Hal senada disampaikan Patrice Rio Capella. Sebagai partai baru, Nasdem tidak menutup diri terhadap berbagai kemungkinan yang terjadi, termasuk mengusung atau berkoalisi dengan PDIP dan Jokowi. “Seluruh kemungkinan pasti ada, tetapi semuanya bergantung hasil Pemilu Legislatif 2014. Kami tidak menutup diri terhadap berbagai kemungkinan yang terjadi,” kata Rio.


Sedangkan, Ramadhan Pohan mengakui tidak mempunyai masalah dengan PDI-P. Karena itulah, menurutnya, Partai Demokrat dan PDI-P tetap berpeluang untuk berkoalisi pada Pilpres 2014. “Ketika Demokrat dan PDI-P sama-sama kuat pada Pemilu 2014, lalu kita koalisi, itu bagus sekali,” kata Pohan.
Akan tetapi, dia mengingatkan, pilpres masih cukup lama. “Kalau sekarang kita belum bisa putuskan koalisi dengan partai mana. Semua bergantung pada pemilu legislatif,” tandasnya.

Diumumkan Januari 2014

Menanggapi hal tersebut, politisi senior PDI-P Sabam Sirait mengungkapkan, partainya berencana mengumumkan nama capres paling lambat Januari 2014. “Tapi kalau ada hal luar biasa, mungkin bisa dipercepat,” ujarnya.

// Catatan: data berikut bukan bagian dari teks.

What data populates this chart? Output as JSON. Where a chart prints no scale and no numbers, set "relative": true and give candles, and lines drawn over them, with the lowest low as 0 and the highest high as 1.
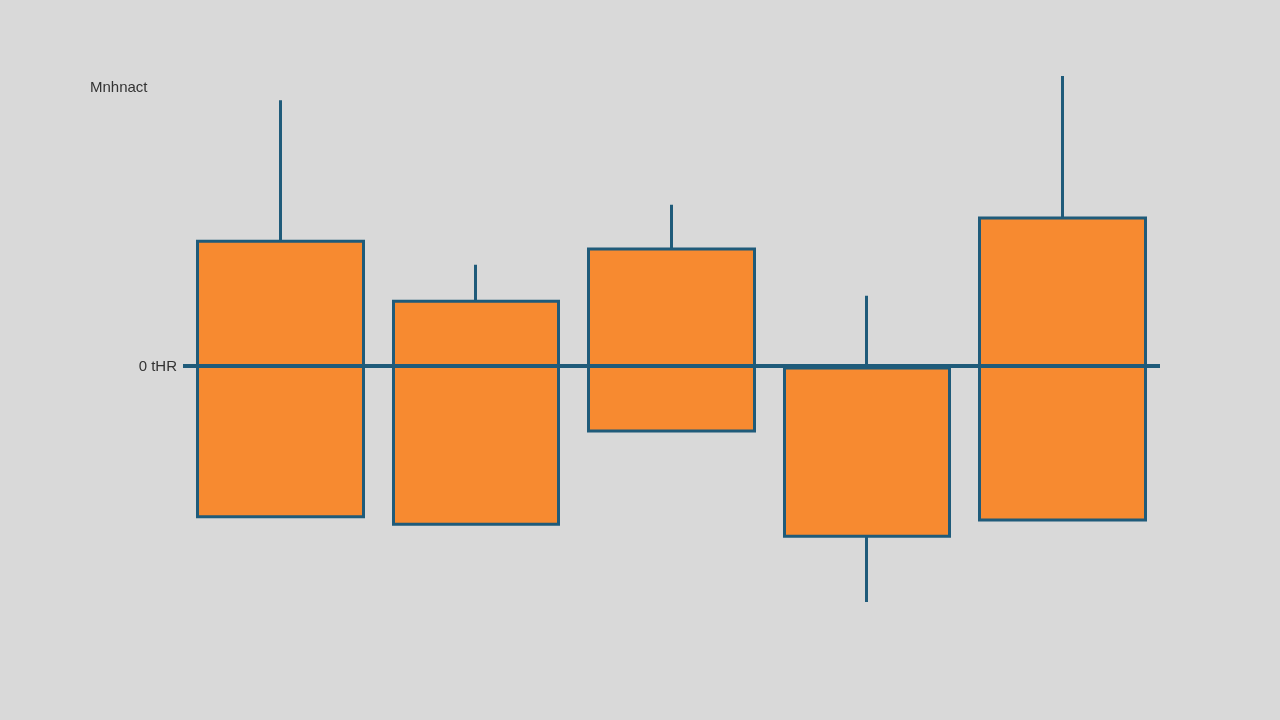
{
  "chart_data": {
    "type": "candlestick",
    "relative": true,
    "ylabel": "Mnhnact",
    "categories": [
      null,
      null,
      null,
      null,
      null
    ],
    "ohlc": [
      [
        0.162,
        0.954,
        0.162,
        0.686
      ],
      [
        0.148,
        0.641,
        0.148,
        0.572
      ],
      [
        0.325,
        0.755,
        0.325,
        0.671
      ],
      [
        0.125,
        0.582,
        0,
        0.445
      ],
      [
        0.156,
        1,
        0.156,
        0.73
      ]
    ],
    "color": "#f78a30",
    "ref_lines": [
      {
        "axis": "y",
        "value": 0.445,
        "label": "0 tHR",
        "color": "#1f5b7a"
      }
    ]
  }
}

Secara terpisah, Adjie Alfaraby menilai jika Jokowi menjadi capres dari parpol lain, elektabilitasnya tidak setinggi jika diajukan PDI-P. “Saya pikir Jokowi tipe politisi yang loyal dan punya etika dalam politik. Terlihat juga selama ini dia bukan tipe yang ngotot dan bermanuver dalam berpolitik. Dia menghargai proses di partainya. Saya pikir sulit bagi Jokowi untuk menjadi capres partai lain tanpa restu PDI-P,” ujarnya.
Menurutnya, meskipun PDI-P tidak jadi mengusung Jokowi, peluangnya untuk menang tetap ada, meskipun tidak sebesar jika memajukan Jokowi sebagai capres. Posisi inilah yang membuat keraguan di internal PDI-P, antara mengusung Jokowi yang bukan figur lama, atau mendorong Megawati untuk kembali maju. “Semua keputusan bergantung pada Megawati,” tegasnya
Namun, dia mengingatkan, kegamangan di PDI-P soal pencapresan Jokowi juga menjadi keraguan publik. Jika penetapan capres dilakukan pascapemilu legislatif, PDI-P tidak akan maksimal memperoleh “Jokowi effect”.

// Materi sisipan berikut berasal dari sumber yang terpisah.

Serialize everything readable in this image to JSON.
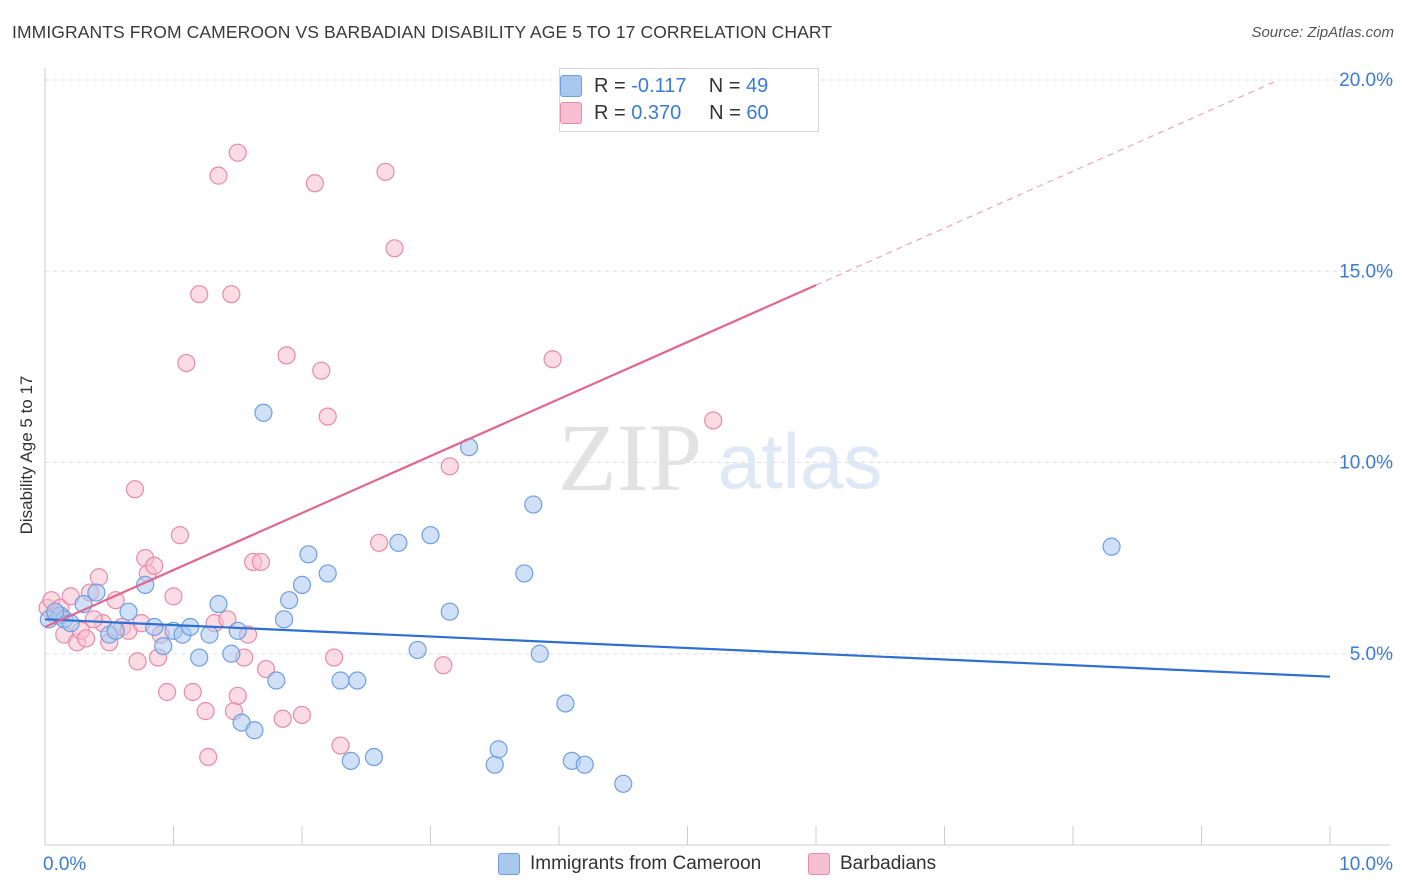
{
  "header": {
    "title": "IMMIGRANTS FROM CAMEROON VS BARBADIAN DISABILITY AGE 5 TO 17 CORRELATION CHART",
    "source": "Source: ZipAtlas.com"
  },
  "legend": {
    "rows": [
      {
        "r_label": "R =",
        "r_value": "-0.117",
        "n_label": "N =",
        "n_value": "49"
      },
      {
        "r_label": "R =",
        "r_value": "0.370",
        "n_label": "N =",
        "n_value": "60"
      }
    ]
  },
  "watermark": {
    "zip": "ZIP",
    "atlas": "atlas"
  },
  "colors": {
    "blue_fill": "#a9c8f0",
    "blue_stroke": "#6f9fe0",
    "blue_line": "#2f6fcf",
    "pink_fill": "#f7bfd0",
    "pink_stroke": "#e88aa8",
    "pink_line": "#e0688f",
    "tick_label": "#3a7bd5",
    "grid": "#dddddd"
  },
  "chart_data": {
    "type": "scatter",
    "title": "IMMIGRANTS FROM CAMEROON VS BARBADIAN DISABILITY AGE 5 TO 17 CORRELATION CHART",
    "xlabel": "",
    "ylabel": "Disability Age 5 to 17",
    "xlim": [
      0,
      10
    ],
    "ylim": [
      0,
      20
    ],
    "x_tick_labels": [
      "0.0%",
      "10.0%"
    ],
    "y_ticks": [
      5,
      10,
      15,
      20
    ],
    "y_tick_labels": [
      "5.0%",
      "10.0%",
      "15.0%",
      "20.0%"
    ],
    "series": [
      {
        "name": "Immigrants from Cameroon",
        "color": "blue",
        "r": -0.117,
        "n": 49,
        "trend": {
          "x": [
            0,
            10
          ],
          "y": [
            5.9,
            4.4
          ],
          "solid_to": 10
        },
        "points": [
          [
            0.03,
            5.9
          ],
          [
            0.12,
            6.0
          ],
          [
            0.15,
            5.9
          ],
          [
            0.3,
            6.3
          ],
          [
            0.4,
            6.6
          ],
          [
            0.5,
            5.5
          ],
          [
            0.55,
            5.6
          ],
          [
            0.65,
            6.1
          ],
          [
            0.78,
            6.8
          ],
          [
            0.85,
            5.7
          ],
          [
            0.92,
            5.2
          ],
          [
            1.0,
            5.6
          ],
          [
            1.07,
            5.5
          ],
          [
            1.13,
            5.7
          ],
          [
            1.2,
            4.9
          ],
          [
            1.28,
            5.5
          ],
          [
            1.35,
            6.3
          ],
          [
            1.45,
            5.0
          ],
          [
            1.5,
            5.6
          ],
          [
            1.53,
            3.2
          ],
          [
            1.63,
            3.0
          ],
          [
            1.7,
            11.3
          ],
          [
            1.8,
            4.3
          ],
          [
            1.86,
            5.9
          ],
          [
            1.9,
            6.4
          ],
          [
            2.0,
            6.8
          ],
          [
            2.05,
            7.6
          ],
          [
            2.2,
            7.1
          ],
          [
            2.3,
            4.3
          ],
          [
            2.38,
            2.2
          ],
          [
            2.43,
            4.3
          ],
          [
            2.56,
            2.3
          ],
          [
            2.75,
            7.9
          ],
          [
            2.9,
            5.1
          ],
          [
            3.0,
            8.1
          ],
          [
            3.15,
            6.1
          ],
          [
            3.3,
            10.4
          ],
          [
            3.5,
            2.1
          ],
          [
            3.53,
            2.5
          ],
          [
            3.73,
            7.1
          ],
          [
            3.8,
            8.9
          ],
          [
            3.85,
            5.0
          ],
          [
            4.05,
            3.7
          ],
          [
            4.1,
            2.2
          ],
          [
            4.2,
            2.1
          ],
          [
            4.5,
            1.6
          ],
          [
            8.3,
            7.8
          ],
          [
            0.08,
            6.1
          ],
          [
            0.2,
            5.8
          ]
        ]
      },
      {
        "name": "Barbadians",
        "color": "pink",
        "r": 0.37,
        "n": 60,
        "trend": {
          "x": [
            0,
            9.6
          ],
          "y": [
            5.7,
            20.0
          ],
          "solid_to": 6.0
        },
        "points": [
          [
            0.02,
            6.2
          ],
          [
            0.05,
            6.4
          ],
          [
            0.08,
            6.0
          ],
          [
            0.12,
            6.2
          ],
          [
            0.15,
            5.5
          ],
          [
            0.2,
            6.5
          ],
          [
            0.25,
            5.3
          ],
          [
            0.28,
            5.6
          ],
          [
            0.32,
            5.4
          ],
          [
            0.35,
            6.6
          ],
          [
            0.42,
            7.0
          ],
          [
            0.45,
            5.8
          ],
          [
            0.5,
            5.3
          ],
          [
            0.55,
            6.4
          ],
          [
            0.6,
            5.7
          ],
          [
            0.65,
            5.6
          ],
          [
            0.7,
            9.3
          ],
          [
            0.72,
            4.8
          ],
          [
            0.75,
            5.8
          ],
          [
            0.78,
            7.5
          ],
          [
            0.8,
            7.1
          ],
          [
            0.85,
            7.3
          ],
          [
            0.88,
            4.9
          ],
          [
            0.9,
            5.5
          ],
          [
            0.95,
            4.0
          ],
          [
            1.0,
            6.5
          ],
          [
            1.05,
            8.1
          ],
          [
            1.1,
            12.6
          ],
          [
            1.15,
            4.0
          ],
          [
            1.2,
            14.4
          ],
          [
            1.25,
            3.5
          ],
          [
            1.27,
            2.3
          ],
          [
            1.32,
            5.8
          ],
          [
            1.35,
            17.5
          ],
          [
            1.42,
            5.9
          ],
          [
            1.45,
            14.4
          ],
          [
            1.47,
            3.5
          ],
          [
            1.5,
            3.9
          ],
          [
            1.5,
            18.1
          ],
          [
            1.55,
            4.9
          ],
          [
            1.58,
            5.5
          ],
          [
            1.62,
            7.4
          ],
          [
            1.68,
            7.4
          ],
          [
            1.72,
            4.6
          ],
          [
            1.85,
            3.3
          ],
          [
            1.88,
            12.8
          ],
          [
            2.0,
            3.4
          ],
          [
            2.1,
            17.3
          ],
          [
            2.15,
            12.4
          ],
          [
            2.2,
            11.2
          ],
          [
            2.25,
            4.9
          ],
          [
            2.3,
            2.6
          ],
          [
            2.6,
            7.9
          ],
          [
            2.65,
            17.6
          ],
          [
            2.72,
            15.6
          ],
          [
            3.1,
            4.7
          ],
          [
            3.15,
            9.9
          ],
          [
            3.95,
            12.7
          ],
          [
            5.2,
            11.1
          ],
          [
            0.38,
            5.9
          ]
        ]
      }
    ]
  }
}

 Sementara itu, menurut Said Salahudin, PDI-P menjadi magnet setidaknya karena dua hal. Pertama, mereka adalah partai oposisi yang posisinya diuntungkan akibat partai pemerintah dianggap tidak memuaskan rakyat. Kedua, mereka memiliki Jokowi yang diperkirakan berpeluang menang dalam pilpres.
“Jadi kalau parpol lain ngebet berkoalisi dengan PDI-P pada pilpres nanti, itu hal yang wajar-wajar saja,” ujarnya.

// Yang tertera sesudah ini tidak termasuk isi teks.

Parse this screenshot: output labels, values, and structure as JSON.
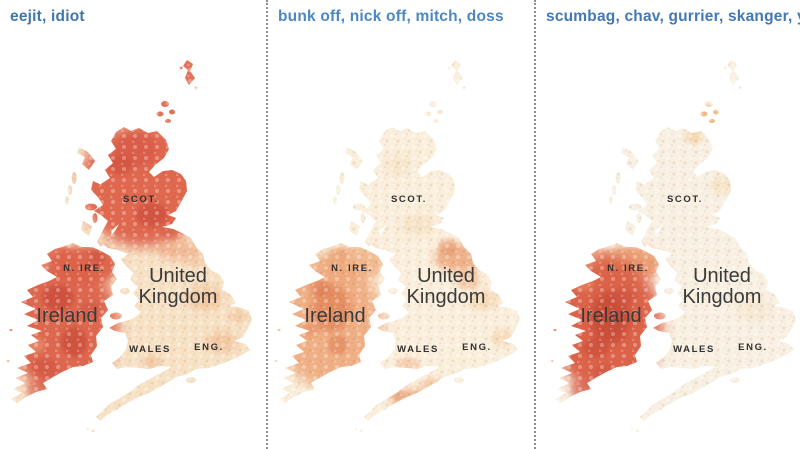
{
  "panels": [
    {
      "title": "eejit, idiot",
      "title_color": "#4077a9",
      "base_color": "#f7e2c6",
      "heat": [
        [
          142,
          185,
          62,
          62,
          "#e0684f",
          1,
          6
        ],
        [
          189,
          72,
          10,
          17,
          "#e0684f",
          0.9,
          2
        ],
        [
          168,
          110,
          18,
          14,
          "#e0684f",
          0.9,
          2
        ],
        [
          135,
          150,
          22,
          16,
          "#d85a45",
          0.75,
          4
        ],
        [
          152,
          215,
          16,
          12,
          "#cc4b3a",
          0.7,
          2
        ],
        [
          120,
          165,
          12,
          10,
          "#cc4b3a",
          0.5,
          2
        ],
        [
          172,
          232,
          10,
          8,
          "#d85a45",
          0.6,
          2
        ],
        [
          178,
          250,
          22,
          10,
          "#ec9b73",
          0.55,
          4
        ],
        [
          86,
          265,
          34,
          20,
          "#dd6149",
          0.95,
          4
        ],
        [
          97,
          257,
          9,
          7,
          "#cc4b3a",
          0.5,
          2
        ],
        [
          58,
          255,
          14,
          10,
          "#dd6149",
          0.8,
          2
        ],
        [
          62,
          325,
          56,
          68,
          "#dd6149",
          0.95,
          6
        ],
        [
          58,
          298,
          16,
          13,
          "#c74534",
          0.65,
          2
        ],
        [
          74,
          342,
          13,
          15,
          "#c74534",
          0.6,
          2
        ],
        [
          45,
          368,
          13,
          10,
          "#d05140",
          0.6,
          2
        ],
        [
          90,
          310,
          10,
          8,
          "#d05140",
          0.5,
          2
        ],
        [
          48,
          390,
          22,
          12,
          "#d86049",
          0.7,
          4
        ],
        [
          35,
          345,
          10,
          8,
          "#eda077",
          0.5,
          2
        ],
        [
          205,
          298,
          18,
          13,
          "#f2c096",
          0.7,
          4
        ],
        [
          222,
          342,
          16,
          11,
          "#f0b98c",
          0.6,
          4
        ],
        [
          180,
          398,
          22,
          10,
          "#f2c096",
          0.65,
          4
        ],
        [
          152,
          362,
          10,
          8,
          "#f0b98c",
          0.5,
          2
        ],
        [
          238,
          316,
          10,
          8,
          "#f2c096",
          0.5,
          2
        ],
        [
          196,
          260,
          12,
          9,
          "#f0b98c",
          0.4,
          2
        ]
      ]
    },
    {
      "title": "bunk off, nick off, mitch, doss",
      "title_color": "#4d87c3",
      "base_color": "#faefdc",
      "heat": [
        [
          192,
          258,
          26,
          14,
          "#eca275",
          0.8,
          4
        ],
        [
          180,
          247,
          10,
          8,
          "#e58e60",
          0.5,
          2
        ],
        [
          200,
          280,
          13,
          10,
          "#f0b488",
          0.55,
          2
        ],
        [
          215,
          300,
          16,
          10,
          "#f4cda4",
          0.6,
          4
        ],
        [
          148,
          400,
          24,
          11,
          "#e89a6b",
          0.7,
          4
        ],
        [
          128,
          394,
          9,
          7,
          "#e89a6b",
          0.5,
          2
        ],
        [
          165,
          385,
          12,
          8,
          "#f0b488",
          0.5,
          2
        ],
        [
          140,
          365,
          12,
          8,
          "#f0b488",
          0.5,
          2
        ],
        [
          235,
          338,
          12,
          9,
          "#f4cda4",
          0.5,
          2
        ],
        [
          150,
          225,
          18,
          10,
          "#f5dcba",
          0.6,
          4
        ],
        [
          130,
          165,
          14,
          10,
          "#f5dcba",
          0.45,
          4
        ],
        [
          85,
          263,
          32,
          18,
          "#efae80",
          0.8,
          4
        ],
        [
          72,
          255,
          8,
          6,
          "#e58e60",
          0.45,
          2
        ],
        [
          60,
          322,
          54,
          66,
          "#efa677",
          0.85,
          6
        ],
        [
          63,
          308,
          20,
          24,
          "#e07f53",
          0.7,
          4
        ],
        [
          52,
          288,
          10,
          8,
          "#db744a",
          0.5,
          2
        ],
        [
          70,
          345,
          10,
          10,
          "#db744a",
          0.45,
          2
        ],
        [
          42,
          330,
          8,
          7,
          "#e07f53",
          0.4,
          2
        ]
      ]
    },
    {
      "title": "scumbag, chav, gurrier, skanger, y",
      "title_color": "#4379b3",
      "base_color": "#f8f0e2",
      "heat": [
        [
          160,
          118,
          16,
          13,
          "#efb176",
          0.85,
          2
        ],
        [
          150,
          137,
          9,
          7,
          "#f3c893",
          0.55,
          2
        ],
        [
          178,
          185,
          12,
          10,
          "#f3dbb6",
          0.5,
          2
        ],
        [
          210,
          310,
          18,
          12,
          "#f4e3c6",
          0.5,
          4
        ],
        [
          86,
          264,
          32,
          18,
          "#eb9265",
          0.85,
          4
        ],
        [
          55,
          258,
          12,
          9,
          "#e8875f",
          0.6,
          2
        ],
        [
          62,
          325,
          56,
          68,
          "#dc6349",
          1,
          6
        ],
        [
          66,
          318,
          20,
          26,
          "#c64936",
          0.8,
          4
        ],
        [
          52,
          348,
          13,
          10,
          "#c64936",
          0.55,
          2
        ],
        [
          80,
          297,
          11,
          9,
          "#cf5240",
          0.6,
          2
        ],
        [
          60,
          372,
          10,
          8,
          "#cf5240",
          0.5,
          2
        ],
        [
          48,
          390,
          22,
          12,
          "#d86049",
          0.75,
          4
        ],
        [
          38,
          282,
          12,
          9,
          "#eb9265",
          0.5,
          2
        ]
      ]
    }
  ],
  "map_labels": {
    "scotland": "SCOT.",
    "n_ireland": "N. IRE.",
    "uk_line1": "United",
    "uk_line2": "Kingdom",
    "ireland": "Ireland",
    "wales": "WALES",
    "england": "ENG."
  },
  "divider_color": "#8e8e8e",
  "chart_data": {
    "type": "heatmap",
    "subtype": "choropleth-small-multiples",
    "geography": "United Kingdom and Ireland",
    "color_scale": {
      "low": "#faf0de",
      "high": "#c74534"
    },
    "maps": [
      {
        "title": "eejit, idiot",
        "regions": {
          "Scotland": "high",
          "Northern Ireland": "high",
          "Ireland": "high",
          "England": "low",
          "Wales": "very low"
        }
      },
      {
        "title": "bunk off, nick off, mitch, doss",
        "regions": {
          "Scotland": "very low",
          "Northern Ireland": "moderate",
          "Ireland": "moderate",
          "England": "low, with hotspots in northern England and the southwest",
          "Wales": "low"
        }
      },
      {
        "title": "scumbag, chav, gurrier, skanger, y",
        "regions": {
          "Scotland": "very low, hotspot in far north",
          "Northern Ireland": "moderate",
          "Ireland": "very high",
          "England": "very low",
          "Wales": "very low"
        }
      }
    ]
  }
}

Senada dengannya, Siti Zuhro mengemukakan Pemilu 2014 bisa menjadi miliki PDIP dan Jokowi, bila iklim politik bisa dipertahankan seperti saat ini. Artinya, Jokowi dan PDI-P mampu mempertahankan citranya, sehingga animo publik tidak berubah.
“Sinyal terakhir menunjukkan bahwa Megawati merespons kehendak publik dengan memberikan peran pada Jokowi. Dalam berbagai kesempatan juga menunjukkan kedekatannya dengan Jokowi. Sinyal itu juga dapat diterjemahkan bahwa Jokowi adalah kader PDI-P dan parpol lain jangan mencoba-coba menariknya dari PDI-P,” ujarnya.
Menurutnya, sebagai figur penting partai, Jokowi diharapkan dapat menjadi pendongkrak elektabilitas PDI-P di pemilu legislatif, sekaligus mampu memenangi pilpres. Dengan prediksi posisi di Pemilu 2014 yang bisa jadi cerah seperti itu, maka tak sedikit partai lain yang menengok dan ingin berkoalisi dengan PDI-P. Pada saat yang sama, partai-partai lain juga mulai membuat kalkulasi politik untuk memenangi pileg dan pilpres.
“Berbeda dengan pemilu-pemilu sebelumnya, menyongsong pemilu 2014 ini partisipasi masyarakat dalam mengawal pemilu cukup menonjol. Rakyat tidak lagi berpangku tangan menunggu pasangan-pasangan capres-cawapres yang ditawarkan partai-partai, Kali ini rakyat ikut menentukan siapa calon yang mereka kehendaki. Jokowi termasuk yang paling mengena di hati rakyat karena dinilai bersahaja, komunikatif, tegas, konkret dan jujur,” tuturnya.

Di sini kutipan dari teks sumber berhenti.